Все-таки я уточню кое-что насчет бедности. Время от времени Окуджава позволяет себе что-нибудь вроде «бравой брани брандмейстеров». Или пишет: «Петухи проголосили, песни позднике погасли…» — и дальше 43 слова в стихотворении — все на «п». Или — перечисляя «Дезику» «наши традиции» — дает такой перечень: верность, виктория, вобла, война, воля, восторг, вероятность везения…
Спрашивается: зачем эти экзерсисы в духе Ломоносова и прочих докторов элоквенции восемнадцатого века нужны поэту века двадцатого, принципиально поющему простые песенки?
Я думаю, затем, чтобы читатель помнил: не проста эта его простота, и не от бедности эта бедность.
«Бесхитростная» обнаженность простого стиха и полное нежелание прикрыться какими бы то ни было «доспехами» формы находятся в связи (в глубинной, загадочной внутренней связи) с той драмой, что все твердыни, на которых был выстроен мир поэта (мир его поколения), потерялись в небытии.
О том, что ему осталось (досталось), он, как мы расслышали, шепнул маме: одиночество.
Время от времени он об этом «говорит», но дело не в этом, вернее, не только в этом. Поэт может сказать: «Нева Петровна, я просто одинокий человек». Или: «Остаюсь я один. Вот так. Остаюсь». Или: «Одинок, как ветка в поле». Или даже так (шутливо, сыну): «Папочка твой не случайно сработал надежный свой кокон». В стихе срабатывает не только сообщение, но и его тон. Его цвет.

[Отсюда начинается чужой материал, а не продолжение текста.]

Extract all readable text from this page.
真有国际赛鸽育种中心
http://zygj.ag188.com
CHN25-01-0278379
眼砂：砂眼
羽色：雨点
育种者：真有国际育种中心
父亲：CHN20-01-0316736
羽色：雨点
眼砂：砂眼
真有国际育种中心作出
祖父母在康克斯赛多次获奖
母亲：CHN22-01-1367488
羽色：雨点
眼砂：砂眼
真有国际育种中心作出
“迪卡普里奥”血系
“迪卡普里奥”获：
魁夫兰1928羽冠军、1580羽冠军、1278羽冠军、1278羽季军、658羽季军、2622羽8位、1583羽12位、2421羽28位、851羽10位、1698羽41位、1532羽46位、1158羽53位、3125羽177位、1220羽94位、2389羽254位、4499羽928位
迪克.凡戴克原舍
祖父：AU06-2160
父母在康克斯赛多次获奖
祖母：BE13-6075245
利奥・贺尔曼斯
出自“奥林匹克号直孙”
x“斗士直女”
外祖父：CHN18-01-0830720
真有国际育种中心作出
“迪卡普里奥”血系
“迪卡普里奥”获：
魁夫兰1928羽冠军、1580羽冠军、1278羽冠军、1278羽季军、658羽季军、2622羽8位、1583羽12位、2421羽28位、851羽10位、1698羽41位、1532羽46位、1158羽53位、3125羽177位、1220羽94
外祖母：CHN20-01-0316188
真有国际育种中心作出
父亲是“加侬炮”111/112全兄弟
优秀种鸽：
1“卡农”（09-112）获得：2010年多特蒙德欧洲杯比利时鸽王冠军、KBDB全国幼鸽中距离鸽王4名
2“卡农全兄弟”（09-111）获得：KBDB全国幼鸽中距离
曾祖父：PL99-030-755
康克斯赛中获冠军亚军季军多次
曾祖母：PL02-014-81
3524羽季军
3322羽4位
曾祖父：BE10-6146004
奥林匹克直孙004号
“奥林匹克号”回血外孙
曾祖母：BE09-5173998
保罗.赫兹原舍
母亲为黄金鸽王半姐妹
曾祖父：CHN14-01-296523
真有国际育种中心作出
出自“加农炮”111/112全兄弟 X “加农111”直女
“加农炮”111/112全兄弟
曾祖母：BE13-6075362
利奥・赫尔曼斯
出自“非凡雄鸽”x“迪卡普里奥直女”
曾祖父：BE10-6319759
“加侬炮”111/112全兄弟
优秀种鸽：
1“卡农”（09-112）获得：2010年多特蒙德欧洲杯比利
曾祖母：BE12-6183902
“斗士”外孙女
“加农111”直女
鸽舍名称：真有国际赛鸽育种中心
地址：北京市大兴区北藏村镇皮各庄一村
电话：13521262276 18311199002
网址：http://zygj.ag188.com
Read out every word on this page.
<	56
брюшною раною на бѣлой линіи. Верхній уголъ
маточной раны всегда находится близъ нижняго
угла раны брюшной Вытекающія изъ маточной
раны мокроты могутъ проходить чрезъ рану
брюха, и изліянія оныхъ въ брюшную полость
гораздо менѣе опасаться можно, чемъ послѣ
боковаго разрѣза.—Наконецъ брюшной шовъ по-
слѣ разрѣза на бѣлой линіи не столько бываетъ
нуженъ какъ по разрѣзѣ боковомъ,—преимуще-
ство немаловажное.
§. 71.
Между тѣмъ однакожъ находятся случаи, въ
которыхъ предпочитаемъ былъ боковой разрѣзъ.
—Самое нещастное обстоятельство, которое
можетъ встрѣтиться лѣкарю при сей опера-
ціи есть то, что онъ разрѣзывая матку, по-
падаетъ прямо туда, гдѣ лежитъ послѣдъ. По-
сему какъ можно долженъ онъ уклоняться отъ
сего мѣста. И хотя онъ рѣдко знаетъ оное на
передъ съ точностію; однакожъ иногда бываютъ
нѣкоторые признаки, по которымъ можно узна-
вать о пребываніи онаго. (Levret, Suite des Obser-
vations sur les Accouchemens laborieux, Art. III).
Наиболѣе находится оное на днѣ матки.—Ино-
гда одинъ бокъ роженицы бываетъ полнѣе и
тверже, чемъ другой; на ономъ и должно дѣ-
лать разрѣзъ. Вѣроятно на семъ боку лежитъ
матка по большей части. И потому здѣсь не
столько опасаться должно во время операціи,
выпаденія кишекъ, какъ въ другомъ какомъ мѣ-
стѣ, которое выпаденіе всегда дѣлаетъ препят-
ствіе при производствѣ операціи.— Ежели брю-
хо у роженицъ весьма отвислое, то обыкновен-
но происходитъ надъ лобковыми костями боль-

Цвет того мира, в котором обретает себя красный мальчик, ставший маленьким солдатом, отнюдь не красный, хотя и крови там много, и знамя — цвета крови.
Цвет булатова мира — синий. Смежный с голубым, отливающим в сумеречность. Смежный с лиловым, отливающим в ночь. Синий — цвет обречения. Синие шторы над умирающим. Синий иней на остывающей подушке. Синяя зола в потухшей печи. Синька, несбыточная довоенная синька на рынке прифронтового города — в руках зазывающей цыганки.
Любой грамотный филолог немедленно продемонстрирует мне в ответ и в опровержение: «два кузнечика зеленых в траве, насупившись, сидят, над ними синие туманы во все стороны летят. Над ними красные цветочки и золотые лопухи… Два кузнечика зеленых пишут белые стихи». Я подхвачу: «синяя крона, малиновый ствол, звяканье шишек зеленых…»
Куда девается синий в этом разлетающемся «во все стороны» многоцветье?
А вы не чувствуете, что это многоцветье, эта праздничная радуга — в чем-то сродни «картонным» трубам? Что живописцы и маляры раскрашивают этот мир так, что он превращается в декоративный, ярмарочный, наведенный? И что у красной реки, у синей горы разворачивается действие разом ритуальное и потустороннее — сон, греза?
Добавим сюда голубую кровь поэтов и то, что ангел белый, а ворон черный (варианты: белые стихи, черный кот). Определенность черного — белого вообще пароль воевавшего поколения, но поверх этого графичного грунта выстраивается у Булата мир откровенно, демонстративно, соблазнительно сказочный, радужно многоцветный. «Желтую краску возьми… серую краску… черную… синюю… красную… зеленую…», — Лиля! Лиля! — поет цыганка, и первоначальная синева тонет в петушьем крике цветописи, похожей на детский рисунок, на рекламу цветных карандашей, на площадной рай…
В сочетании с простой музыкой этот балаганчик производит загадочное действие, которое знающие люди называют соблазном.